E você? O que achou do top 10 da Billboard essa semana?

Vencedores e performances do American Music Awards 2014

Na noite de domingo aconteceu uma das premiações mais importantes da música americana, o American Music Awards. Criado como uma resposta da ABC ao Grammy, atualmente é conhecido pela série de performances marcantes e por dar uma bela ajuda no desempenho dos artistas nas vendas digitais.

E ontem, a situação não foi diferente: os artistas que se apresentaram no AMA já sentem no iTunes os efeitos de suas apresentações: Selena Gomez, Fergie, Taylor Swift são apenas algumas das artistas que ganharam apoio após suas performances na premiação.

Mas existe uma premiação nisso tudo, e uma premiação tradicional – que já consagrou nomes como Michael Jackson e Whitney Houston. Por isso, antes de mostrar os destaques, hora de falar dos vencedores…

Artista do Ano
One Direction
Iggy Azalea
Beyonce
Luke Bryan
Katy Perry

Artista Revelação
5 Seconds of Summer
Iggy Azalea
Bastille
Sam Smith
Meghan Trainor

Artista Masculino de Pop/Rock
Sam Smith 
John Legend
Pharrell Williams

Artista Feminina de Pop/Rock
Katy Perry 
Iggy Azalea
Lorde

Banda/Duo de Pop/Rock
Imagine Dragons
One Direction
OneRepublic

Álbum de Pop/Rock
Pure Heroine – Lorde
Midnight Memories – One Direction
Prism – Katy Perry

Arista Masculino de Country
Jason Aldean
Luke Bryan
Blake Shelton

Artista Feminina de Country
Miranda Lambert
Kacey Musgraves
Carrie Underwood

Arista de Rap/Hip Hop
Iggy Azalea
Drake
Eminem

Single of the Year
“Fancy” – Iggy Azalea feat. Charli XCX
“All of Me” – John Legend
“Rude” – Magic!
“Dark Horse” – Katy Perry feat. Juicy J
“Happy” – Pharrell Williams

Prêmio Especial Dick ClarkTaylor Swift

(LISTA COMPLETA)

Agora vamos mostrar alguns destaques da noite de ontem, como a primeira apresentação para a TV americana de “Booty”, o sexy single de Jennifer Lopez que ganhou um remix-pra-hitar com Iggy Azalea, que levou dois AMAs pra cara (Artista de Hip Hop e Álbum de Hip Hop). A apresentação recebeu certa dose de preocupação por parte da ABC, uma TV conhecida por ser “família”, e aparentemente, a dupla recebeu o recado. Cheio de luzes e imagens que apareciam pelo corpo da dupla, a performance mais sugeriu que mostrou, e com direito a remix-do-remix cheio de latinidade, J-Lo mostrou porque ainda coloca muitas novinhas no chinelo.

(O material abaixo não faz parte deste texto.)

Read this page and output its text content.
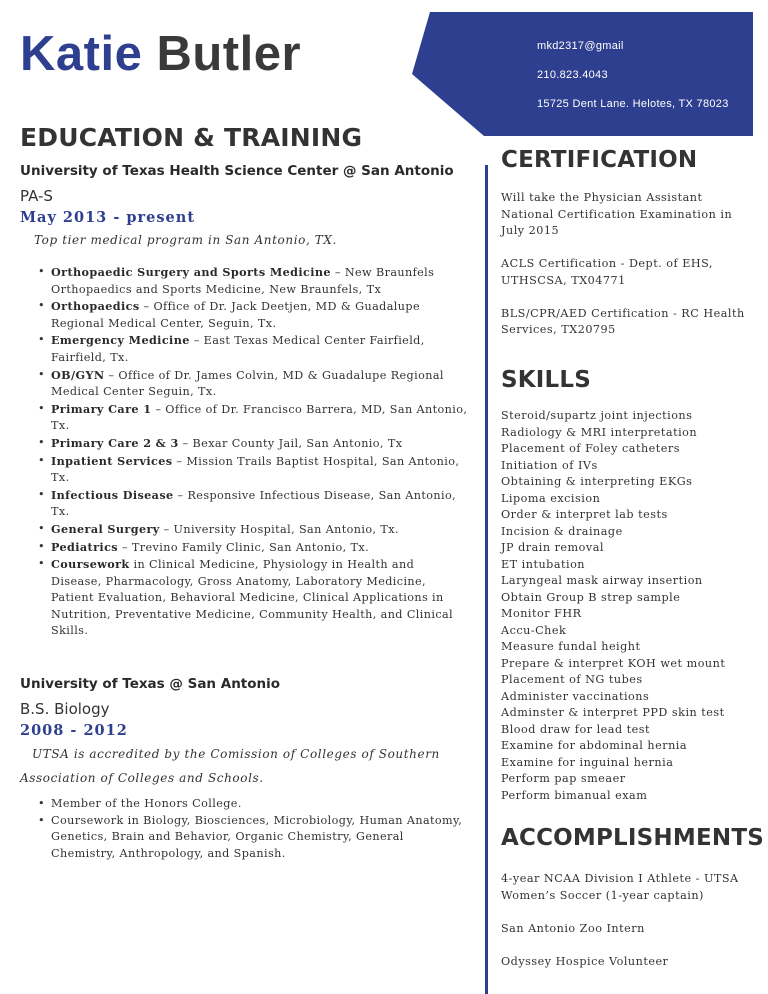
Katie Butler	mkd2317@gmail
210.823.4043
15725 Dent Lane. Helotes, TX 78023
EDUCATION & TRAINING
University of Texas Health Science Center @ San Antonio
PA-S
May 2013 - present
Top tier medical program in San Antonio, TX.
• Orthopaedic Surgery and Sports Medicine – New Braunfels Orthopaedics and Sports Medicine, New Braunfels, Tx
• Orthopaedics – Office of Dr. Jack Deetjen, MD & Guadalupe Regional Medical Center, Seguin, Tx.
• Emergency Medicine – East Texas Medical Center Fairfield, Fairfield, Tx.
• OB/GYN – Office of Dr. James Colvin, MD & Guadalupe Regional Medical Center Seguin, Tx.
• Primary Care 1 – Office of Dr. Francisco Barrera, MD, San Antonio, Tx.
• Primary Care 2 & 3 – Bexar County Jail, San Antonio, Tx
• Inpatient Services – Mission Trails Baptist Hospital, San Antonio, Tx.
• Infectious Disease – Responsive Infectious Disease, San Antonio, Tx.
• General Surgery – University Hospital, San Antonio, Tx.
• Pediatrics – Trevino Family Clinic, San Antonio, Tx.
• Coursework in Clinical Medicine, Physiology in Health and Disease, Pharmacology, Gross Anatomy, Laboratory Medicine, Patient Evaluation, Behavioral Medicine, Clinical Applications in Nutrition, Preventative Medicine, Community Health, and Clinical Skills.
University of Texas @ San Antonio
B.S. Biology
2008 - 2012
UTSA is accredited by the Comission of Colleges of Southern Association of Colleges and Schools.
• Member of the Honors College.
• Coursework in Biology, Biosciences, Microbiology, Human Anatomy, Genetics, Brain and Behavior, Organic Chemistry, General Chemistry, Anthropology, and Spanish.
CERTIFICATION
Will take the Physician Assistant National Certification Examination in July 2015
ACLS Certification - Dept. of EHS, UTHSCSA, TX04771
BLS/CPR/AED Certification - RC Health Services, TX20795
SKILLS
Steroid/supartz joint injections
Radiology & MRI interpretation
Placement of Foley catheters
Initiation of IVs
Obtaining & interpreting EKGs
Lipoma excision
Order & interpret lab tests
Incision & drainage
JP drain removal
ET intubation
Laryngeal mask airway insertion
Obtain Group B strep sample
Monitor FHR
Accu-Chek
Measure fundal height
Prepare & interpret KOH wet mount
Placement of NG tubes
Administer vaccinations
Adminster & interpret PPD skin test
Blood draw for lead test
Examine for abdominal hernia
Examine for inguinal hernia
Perform pap smeaer
Perform bimanual exam
ACCOMPLISHMENTS
4-year NCAA Division I Athlete - UTSA Women’s Soccer (1-year captain)
San Antonio Zoo Intern
Odyssey Hospice Volunteer
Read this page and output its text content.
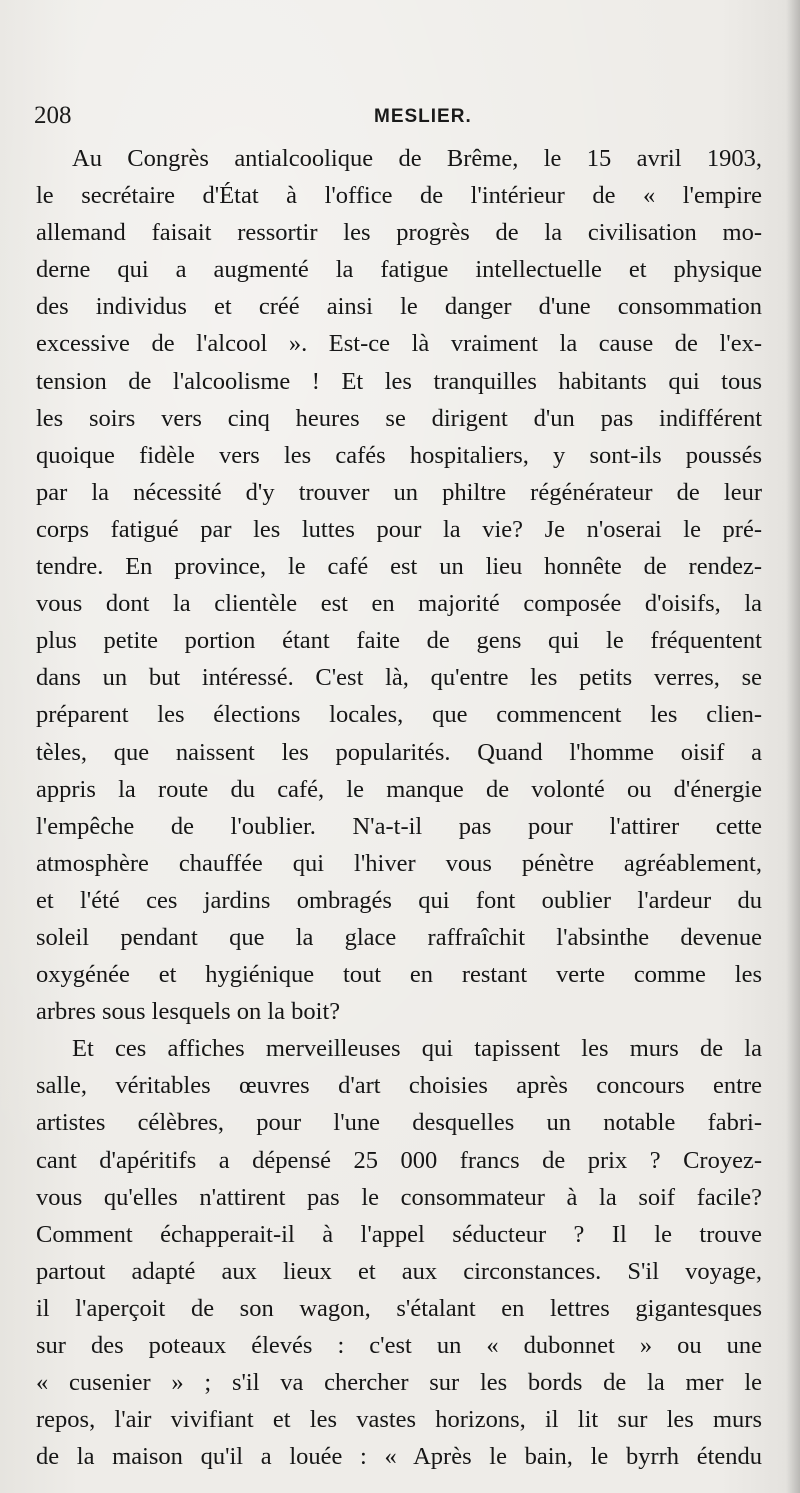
208	MESLIER.
Au Congrès antialcoolique de Brême, le 15 avril 1903,
le secrétaire d'État à l'office de l'intérieur de « l'empire
allemand faisait ressortir les progrès de la civilisation mo-
derne qui a augmenté la fatigue intellectuelle et physique
des individus et créé ainsi le danger d'une consommation
excessive de l'alcool ». Est-ce là vraiment la cause de l'ex-
tension de l'alcoolisme ! Et les tranquilles habitants qui tous
les soirs vers cinq heures se dirigent d'un pas indifférent
quoique fidèle vers les cafés hospitaliers, y sont-ils poussés
par la nécessité d'y trouver un philtre régénérateur de leur
corps fatigué par les luttes pour la vie? Je n'oserai le pré-
tendre. En province, le café est un lieu honnête de rendez-
vous dont la clientèle est en majorité composée d'oisifs, la
plus petite portion étant faite de gens qui le fréquentent
dans un but intéressé. C'est là, qu'entre les petits verres, se
préparent les élections locales, que commencent les clien-
tèles, que naissent les popularités. Quand l'homme oisif a
appris la route du café, le manque de volonté ou d'énergie
l'empêche de l'oublier. N'a-t-il pas pour l'attirer cette
atmosphère chauffée qui l'hiver vous pénètre agréablement,
et l'été ces jardins ombragés qui font oublier l'ardeur du
soleil pendant que la glace raffraîchit l'absinthe devenue
oxygénée et hygiénique tout en restant verte comme les
arbres sous lesquels on la boit?
Et ces affiches merveilleuses qui tapissent les murs de la
salle, véritables œuvres d'art choisies après concours entre
artistes célèbres, pour l'une desquelles un notable fabri-
cant d'apéritifs a dépensé 25 000 francs de prix ? Croyez-
vous qu'elles n'attirent pas le consommateur à la soif facile?
Comment échapperait-il à l'appel séducteur ? Il le trouve
partout adapté aux lieux et aux circonstances. S'il voyage,
il l'aperçoit de son wagon, s'étalant en lettres gigantesques
sur des poteaux élevés : c'est un « dubonnet » ou une
« cusenier » ; s'il va chercher sur les bords de la mer le
repos, l'air vivifiant et les vastes horizons, il lit sur les murs
de la maison qu'il a louée : « Après le bain, le byrrh étendu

Sam Smith continuou sua dominação cantando “I’m Not The Only One”, uma das highlights do seu álbum cheio de highlights, “In The Lonely Hour”. O britânico foi acompanhado por A.$.A.P. Rocky (e um imenso cachecol) na apresentação, a mais classuda da noite. E esse vocal, hein? Qualidade de estúdio!

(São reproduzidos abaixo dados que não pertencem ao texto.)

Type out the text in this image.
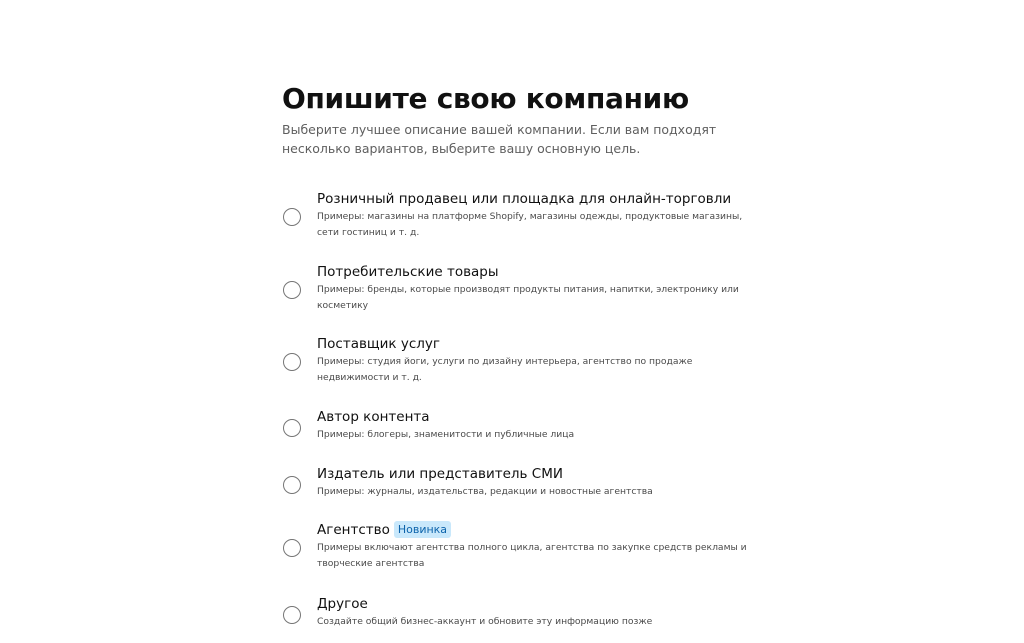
Опишите свою компанию

Выберите лучшее описание вашей компании. Если вам подходят несколько вариантов, выберите вашу основную цель.

Розничный продавец или площадка для онлайн-торговли
Примеры: магазины на платформе Shopify, магазины одежды, продуктовые магазины, сети гостиниц и т. д.
Потребительские товары
Примеры: бренды, которые производят продукты питания, напитки, электронику или косметику
Поставщик услуг
Примеры: студия йоги, услуги по дизайну интерьера, агентство по продаже недвижимости и т. д.
Автор контента
Примеры: блогеры, знаменитости и публичные лица
Издатель или представитель СМИ
Примеры: журналы, издательства, редакции и новостные агентства
Агентство Новинка
Примеры включают агентства полного цикла, агентства по закупке средств рекламы и творческие агентства
Другое
Создайте общий бизнес-аккаунт и обновите эту информацию позже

Ariana Grande vem tendo um grande ano; e para coroar, claro que a neodiva fez uma apresentação incrível. Vocais on point (apesar da dicção esquisita) e versões mais intimista de “Problem” e “Break Free”, encerrando com o dueto com The Weeknd, “Love Me Harder”, e a química explodindo na tela. (aliás, só eu achei o áudio do microfone dos dois bem mais alto que o da banda?)

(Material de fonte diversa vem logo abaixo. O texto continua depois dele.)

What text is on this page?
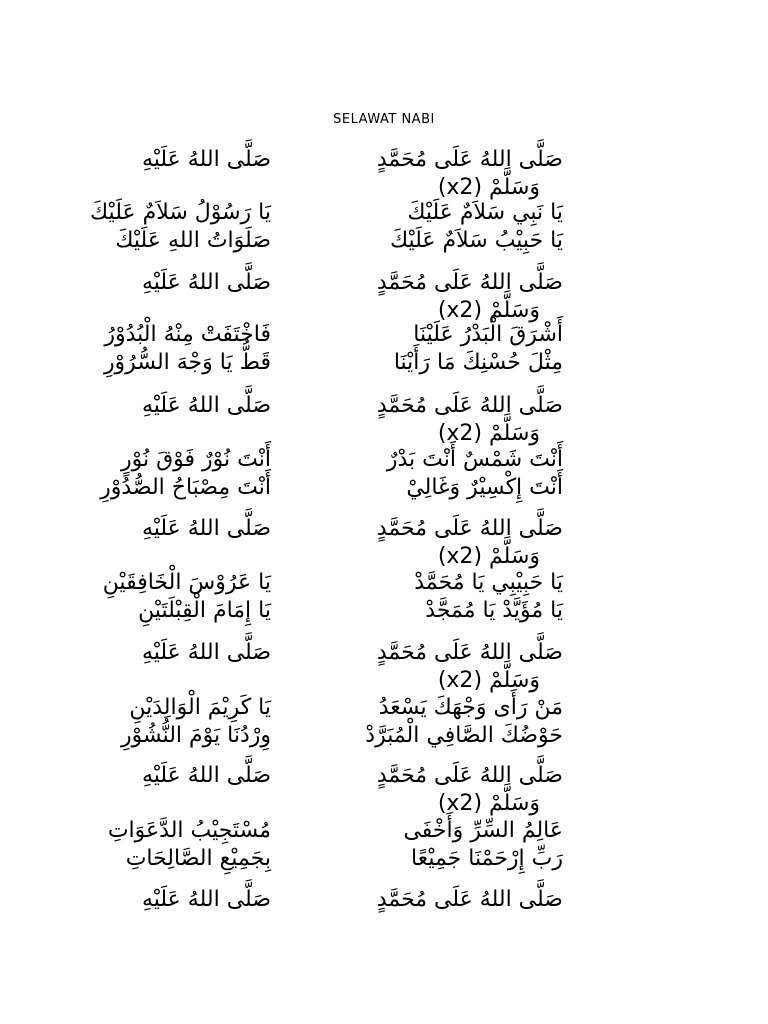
SELAWAT NABI
صَلَّى اللهُ عَلَى مُحَمَّدٍ
وَسَلَّمْ (x2)
صَلَّى اللهُ عَلَيْهِ
يَا نَبِي سَلاَمٌ عَلَيْكَ
يَا حَبِيْبُ سَلاَمٌ عَلَيْكَ
يَا رَسُوْلُ سَلاَمٌ عَلَيْكَ
صَلَوَاتُ اللهِ عَلَيْكَ
صَلَّى اللهُ عَلَى مُحَمَّدٍ
وَسَلَّمْ (x2)
صَلَّى اللهُ عَلَيْهِ
أَشْرَقَ الْبَدْرُ عَلَيْنَا
مِثْلَ حُسْنِكَ مَا رَأَيْنَا
فَاخْتَفَتْ مِنْهُ الْبُدُوْرُ
قَطُّ يَا وَجْهَ السُّرُوْرِ
صَلَّى اللهُ عَلَى مُحَمَّدٍ
وَسَلَّمْ (x2)
صَلَّى اللهُ عَلَيْهِ
أَنْتَ شَمْسٌ أَنْتَ بَدْرٌ
أَنْتَ إِكْسِيْرٌ وَغَالِيْ
أَنْتَ نُوْرٌ فَوْقَ نُوْرٍ
أَنْتَ مِصْبَاحُ الصُّدُوْرِ
صَلَّى اللهُ عَلَى مُحَمَّدٍ
وَسَلَّمْ (x2)
صَلَّى اللهُ عَلَيْهِ
يَا حَبِيْبِي يَا مُحَمَّدْ
يَا مُؤَيَّدْ يَا مُمَجَّدْ
يَا عَرُوْسَ الْخَافِقَيْنِ
يَا إِمَامَ الْقِبْلَتَيْنِ
صَلَّى اللهُ عَلَى مُحَمَّدٍ
وَسَلَّمْ (x2)
صَلَّى اللهُ عَلَيْهِ
مَنْ رَأَى وَجْهَكَ يَسْعَدُ
حَوْضُكَ الصَّافِي الْمُبَرَّدْ
يَا كَرِيْمَ الْوَالِدَيْنِ
وِرْدُنَا يَوْمَ النُّشُوْرِ
صَلَّى اللهُ عَلَى مُحَمَّدٍ
وَسَلَّمْ (x2)
صَلَّى اللهُ عَلَيْهِ
عَالِمُ السِّرِّ وَأَخْفَى
رَبِّ إِرْحَمْنَا جَمِيْعًا
مُسْتَجِيْبُ الدَّعَوَاتِ
بِجَمِيْعِ الصَّالِحَاتِ
صَلَّى اللهُ عَلَى مُحَمَّدٍ
صَلَّى اللهُ عَلَيْهِ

Outra que surpreendeu todo mundo foi Selena Gomez. Mostrando controle vocal e uma performance sentimental, com direito a imagens fortes e melancólicas ao fundo, a cantora fez talvez a performance mais instigante e emocionada da noite – afinal de contas, não é o que se espera de Selena Gomez baladinha triste e autobiográfica de fim de ano. No entanto, “Heart Wants What It Wants” é a baladinha de fim de ano, e composta pela própria Selena, mostra uma maturidade admirável sobre a sua relação com Justin Bieber.

Lorde maravilhosa arrasou com “Yellow Flicker Beat”, da trilha sonora de “A Esperança – Parte 1”, mostrando que, mesmo amiga das famosas e com todos os olhos em torno dela, continua a mesma artista que conquistou todo mundo com seu jeito fora dos padrões. Esquisito para muitos, único para vários. Talvez a performance mais artística da noite. (com direito a retirada do batom roxo dos lábios)

E a Taylor Swift que abriu a premiação com uma versão hiperbolizada do vídeo de “Blank Space”? Dá pra sentir um playback no ar, mas a performance super teatral divertiu e serviu como uma boa abertura para o AMA. Mas a performance de T-Swift foi bem melhor na plateia, dançando e cantando como se houvesse amanhã”! 😉 essa é a Taylor que amamos!

Outros artistas que se apresentaram no AMA foram Fergie, Imagine Dragons, MAGIC! com Wyclef Jean, e One Direction

E você, o que achou do American Music Awards este ano? Aprovou os premiados?